In acknowledging diversity and the varied components of every individual, REAL LIFE encourages a person-centered approach—to do with, not for. The objective is to provide the tools to allow the client to exercise self-determination. Following this model encourages clients’ dignity and worth, while recognizing personal strengths that lead towards a thriving life. Social workers utilize this approach because it establishes a foundation of client strengths and a sense of self-determination. This foundation is essential to progress towards a successful intervention.

REAL LIFE, possibly inadvertently, upholds the core values—service, social justice, dignity and worth, human relationships, integrity, and competence—from the Code of Ethics (National Association of Social Workers [NASW], 2017). Their approach demonstrates integrity and competence, seeing as how their treatment is evidence-based and proven to be effective (Brown, 2019). Each case manager and recovery specialist bring different qualifications and unique experience that allows for personalized services and holistic treatment. As previously mentioned, REAL LIFE absolutely recognizes the significance of individual dignity and worth, as well as the value of strengthening relationships and improving social skills. The entire REAL LIFE team is passionate in their work, and advocate for social justice and their clients.

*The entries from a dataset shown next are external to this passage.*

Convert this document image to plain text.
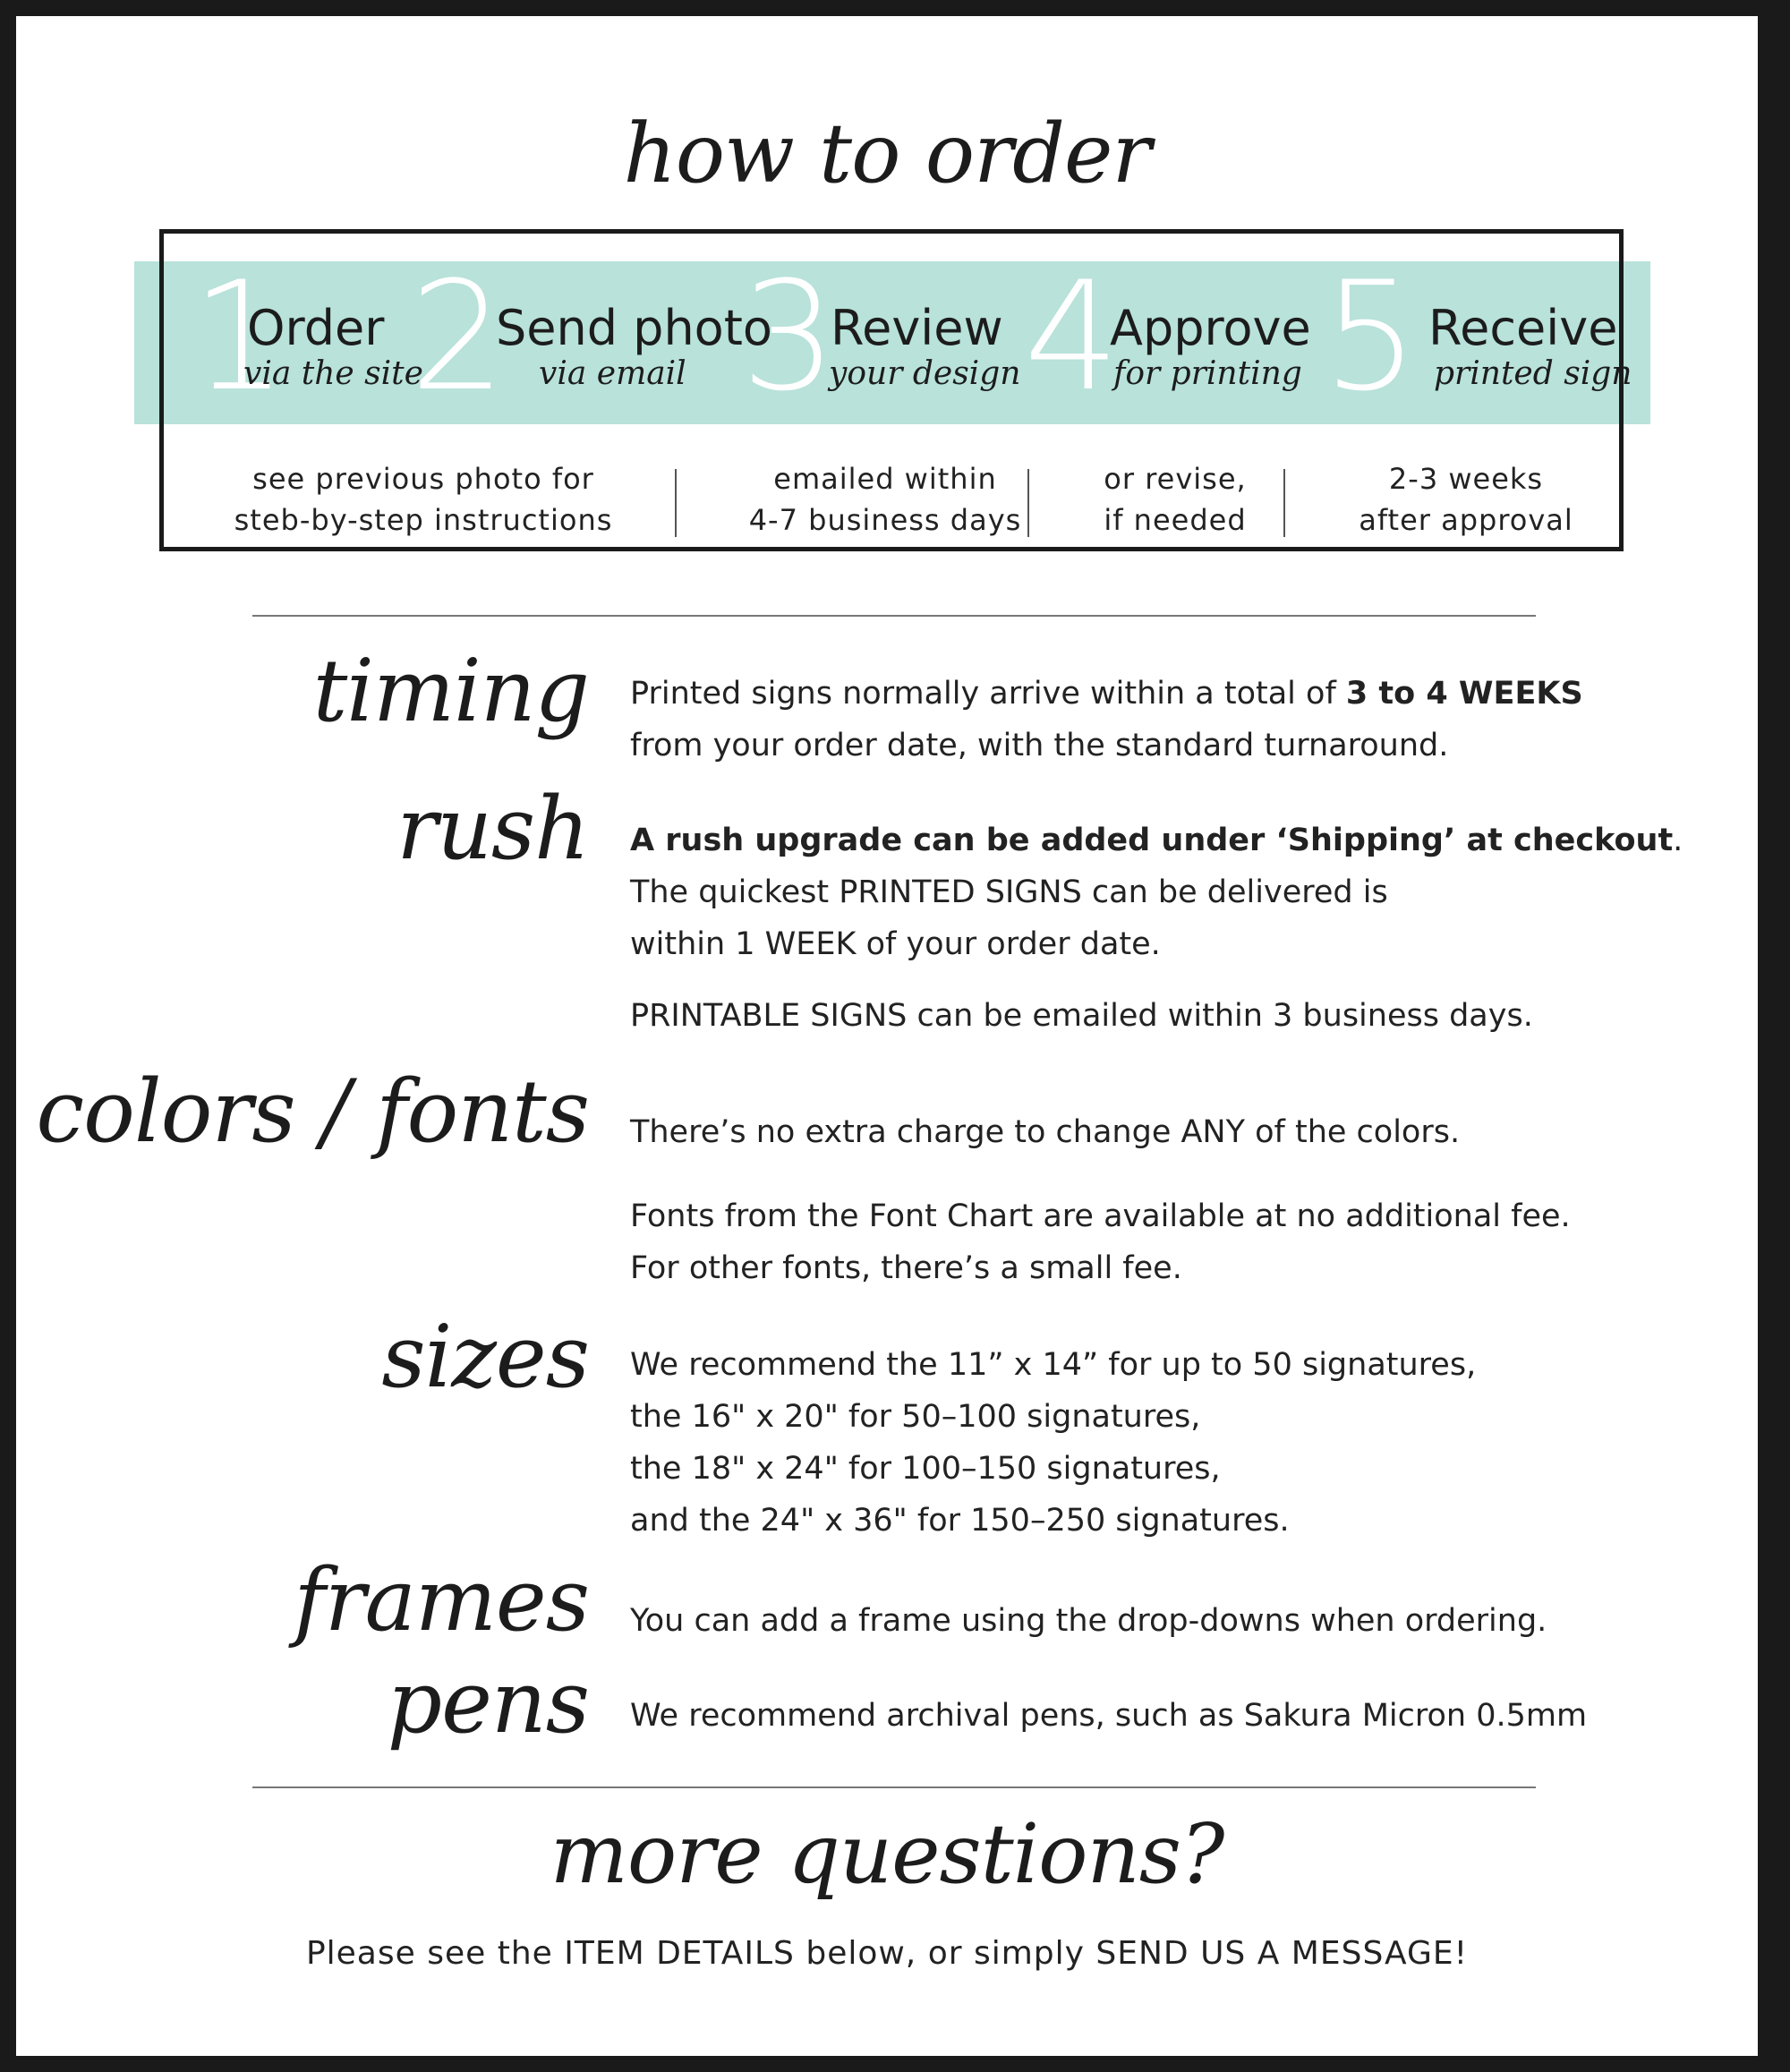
how to order
1
Order
via the site
2
Send photo
via email 3
Review
your design 4
Approve
for printing 5 Receive
printed sign
see previous photo for
steb-by-step instructions
emailed within
4-7 business days
or revise,
if needed
2-3 weeks
after approval
timing Printed signs normally arrive within a total of 3 to 4 WEEKS
from your order date, with the standard turnaround.
rush A rush upgrade can be added under ‘Shipping’ at checkout.
The quickest PRINTED SIGNS can be delivered is
within 1 WEEK of your order date.
PRINTABLE SIGNS can be emailed within 3 business days.
colors / fonts There’s no extra charge to change ANY of the colors.
Fonts from the Font Chart are available at no additional fee.
For other fonts, there’s a small fee.
sizes We recommend the 11” x 14” for up to 50 signatures,
the 16" x 20" for 50–100 signatures,
the 18" x 24" for 100–150 signatures,
and the 24" x 36" for 150–250 signatures.
frames You can add a frame using the drop-downs when ordering.
pens We recommend archival pens, such as Sakura Micron 0.5mm
more questions?
Please see the ITEM DETAILS below, or simply SEND US A MESSAGE!
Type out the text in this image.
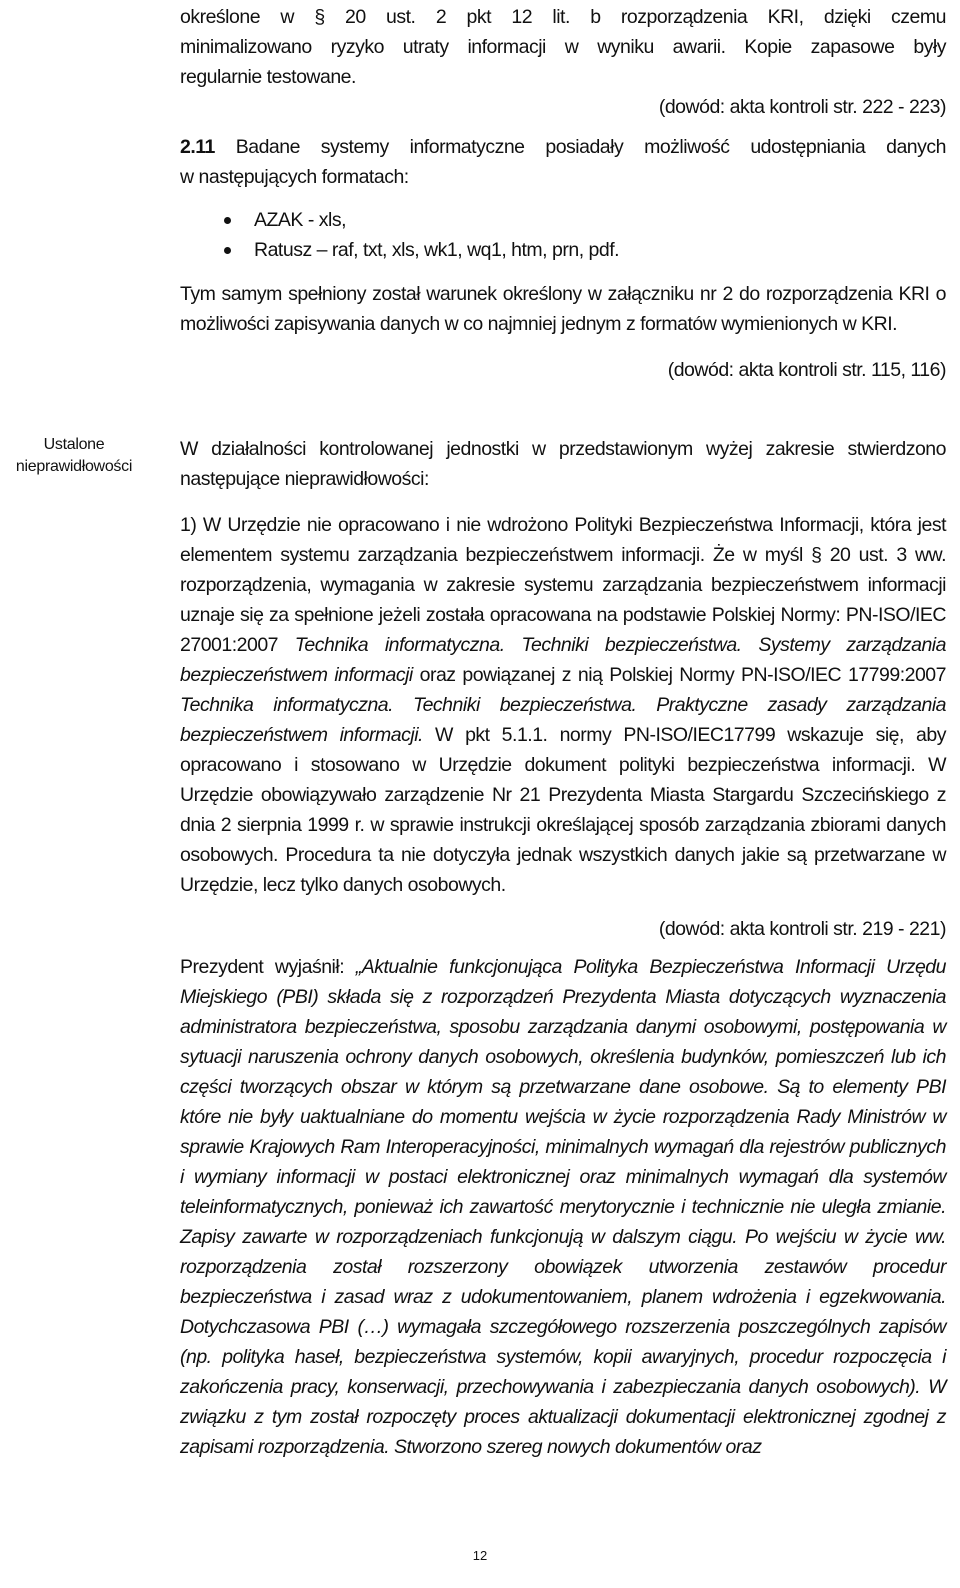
określone w § 20 ust. 2 pkt 12 lit. b rozporządzenia KRI, dzięki czemu

minimalizowano ryzyko utraty informacji w wyniku awarii. Kopie zapasowe były

regularnie testowane.

(dowód: akta kontroli str. 222 - 223)

2.11 Badane systemy informatyczne posiadały możliwość udostępniania danych

w następujących formatach:

AZAK - xls,
Ratusz – raf, txt, xls, wk1, wq1, htm, prn, pdf.

Tym samym spełniony został warunek określony w załączniku nr 2 do rozporządzenia KRI o możliwości zapisywania danych w co najmniej jednym z formatów wymienionych w KRI.

(dowód: akta kontroli str. 115, 116)

Ustalone
nieprawidłowości

W działalności kontrolowanej jednostki w przedstawionym wyżej zakresie stwierdzono następujące nieprawidłowości:

1) W Urzędzie nie opracowano i nie wdrożono Polityki Bezpieczeństwa Informacji, która jest elementem systemu zarządzania bezpieczeństwem informacji. Że w myśl § 20 ust. 3 ww. rozporządzenia, wymagania w zakresie systemu zarządzania bezpieczeństwem informacji uznaje się za spełnione jeżeli została opracowana na podstawie Polskiej Normy: PN-ISO/IEC 27001:2007 Technika informatyczna. Techniki bezpieczeństwa. Systemy zarządzania bezpieczeństwem informacji oraz powiązanej z nią Polskiej Normy PN-ISO/IEC 17799:2007 Technika informatyczna. Techniki bezpieczeństwa. Praktyczne zasady zarządzania bezpieczeństwem informacji. W pkt 5.1.1. normy PN-ISO/IEC17799 wskazuje się, aby opracowano i stosowano w Urzędzie dokument polityki bezpieczeństwa informacji. W Urzędzie obowiązywało zarządzenie Nr 21 Prezydenta Miasta Stargardu Szczecińskiego z dnia 2 sierpnia 1999 r. w sprawie instrukcji określającej sposób zarządzania zbiorami danych osobowych. Procedura ta nie dotyczyła jednak wszystkich danych jakie są przetwarzane w Urzędzie, lecz tylko danych osobowych.

(dowód: akta kontroli str. 219 - 221)

Prezydent wyjaśnił: „Aktualnie funkcjonująca Polityka Bezpieczeństwa Informacji Urzędu Miejskiego (PBI) składa się z rozporządzeń Prezydenta Miasta dotyczących wyznaczenia administratora bezpieczeństwa, sposobu zarządzania danymi osobowymi, postępowania w sytuacji naruszenia ochrony danych osobowych, określenia budynków, pomieszczeń lub ich części tworzących obszar w którym są przetwarzane dane osobowe. Są to elementy PBI które nie były uaktualniane do momentu wejścia w życie rozporządzenia Rady Ministrów w sprawie Krajowych Ram Interoperacyjności, minimalnych wymagań dla rejestrów publicznych i wymiany informacji w postaci elektronicznej oraz minimalnych wymagań dla systemów teleinformatycznych, ponieważ ich zawartość merytorycznie i technicznie nie uległa zmianie. Zapisy zawarte w rozporządzeniach funkcjonują w dalszym ciągu. Po wejściu w życie ww. rozporządzenia został rozszerzony obowiązek utworzenia zestawów procedur bezpieczeństwa i zasad wraz z udokumentowaniem, planem wdrożenia i egzekwowania. Dotychczasowa PBI (…) wymagała szczegółowego rozszerzenia poszczególnych zapisów (np. polityka haseł, bezpieczeństwa systemów, kopii awaryjnych, procedur rozpoczęcia i zakończenia pracy, konserwacji, przechowywania i zabezpieczania danych osobowych). W związku z tym został rozpoczęty proces aktualizacji dokumentacji elektronicznej zgodnej z zapisami rozporządzenia. Stworzono szereg nowych dokumentów oraz

12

So what? Well… we all have something to offer to each other. Obviously, I made the connect between REAL LIFE and social work practice. This doesn’t apply to everyone. What does is our ability to change perspective to see how what we love to do can help others. Especially with populations that are oppressed, we could at least take some time to understand and realize they are human too. To be able to find how we relate to each other, and then work with what we have to help one another… then we might become the change we wish to see in the world together.

Written by Alison Brown, VCU Social Work Intern at REAL LIFE



Brown, A. (2019). Life’s numbers to serve REAL humans. REAL LIFE. Retrieved from http://reallifeprogram.org/lifes-numbers-to-serve-real-humans/

National Association of Social Workers. (2017). Code of ethics of the National Association of

Social Workers. Washington, DC: NASW Press.